Chef Chris Coleman shares a recipe from his newly opened NoDa restaurant.


Creamed Collard Greens Grilled Cheese

Makes 1 sandwich

2 slices Texas toast bread (thick cut bread)

1/4 c shredded white cheddar cheese

1/4 c shredded gruyere cheese

1/2 c Creamed collard greens (recipe follows)

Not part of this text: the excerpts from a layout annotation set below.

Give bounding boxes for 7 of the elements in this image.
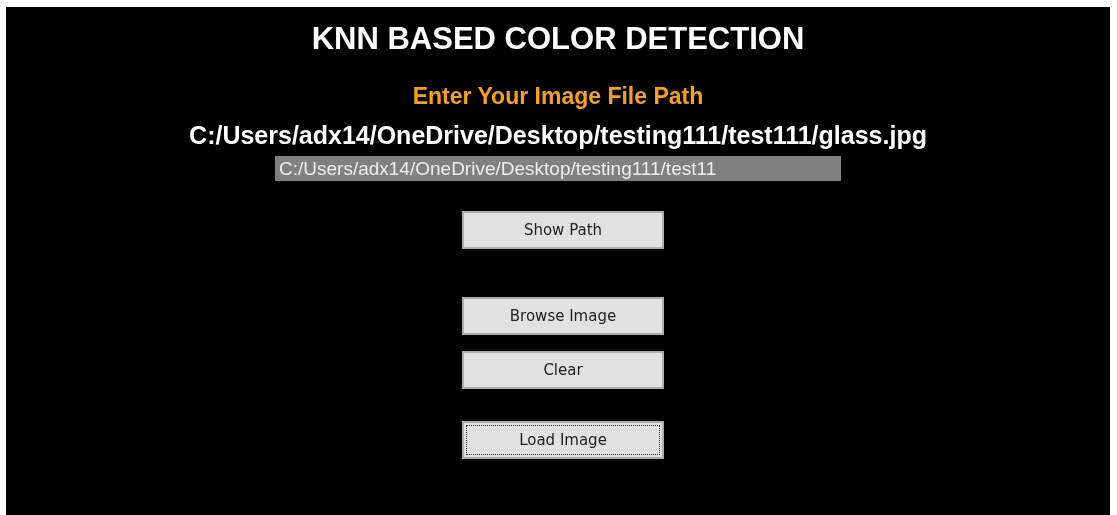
action-button[interactable]: Browse Image	[462, 297, 664, 335]
prompt-label: Enter Your Image File Path	[412, 82, 704, 110]
action-button[interactable]: Clear	[462, 351, 664, 389]
app-title: KNN BASED COLOR DETECTION	[311, 21, 805, 57]
action-button[interactable]: Show Path	[462, 211, 664, 249]
action-button[interactable]: Load Image	[462, 421, 664, 459]
path-label: C:/Users/adx14/OneDrive/Desktop/testing111/test111/glass.jpg	[189, 120, 927, 150]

1/4 c mustard slaw (recipe follows)

2 T butter

2 T cooking oil

Place 1 slice of bread on a work surface. Cover the bread with the cheddar cheese. Warm creamed collards in microwave, and place on top of cheese. Place mustard slaw on top of collards. Top the slaw with gruyere, and place second slice of bread on top. Melt the butter with the oil in a pan over medium heat, and place the sandwich in the pan. Cook slowly until the underside is golden brown. Carefully flip the sandwich over and cook slowly until underside is golden brown. Using a spatula, press down on the sandwich and continue to cook until the underside of the bread is crispy. Remove to a cutting board, allow to rest for 1-2 minutes, slice in half and enjoy!

Creamed collards

Makes 1 qt

1 bunch collard greens

2 T brown sugar

2 T cider vinegar

1 t hot sauce

1 t tamari (gluten free soy sauce; can substitute regular soy sauce)

1 c cream

2-3 oz cheese scraps (we use Parmesan rinds)

Strip collards of any tough stems and then cut across the leaves into 1/2 inch strips. In a large pot, sauté the collards with a splash of oil until wilted. Add the sugar, vinegar, hot sauce and tamari, and cover with water. Simmer until collards are tender, about 30-45 minutes. Pull the collards out of the pot, leaving all the pot likker behind. Place the collards to the side. Add the cream and cheese scrap to the pot likker and reduce until thick enough to coat a spoon. remove the Parmesan rinds (it using). Stir the collards in to the cream, and salt to taste.

Creamed collards can be kept 3 days, and make an awesome side dish as well as a sandwich.

Mustard slaw

Makes 1 qt

3 T yellow mustard

2 T Dijon mustard

1 T cider vinegar

1 quart shredded cabbage

Salt tt

Whisk the mustard and vinegar together and toss with the cabbage. Salt to taste. Can be made up to 4 hours in advance.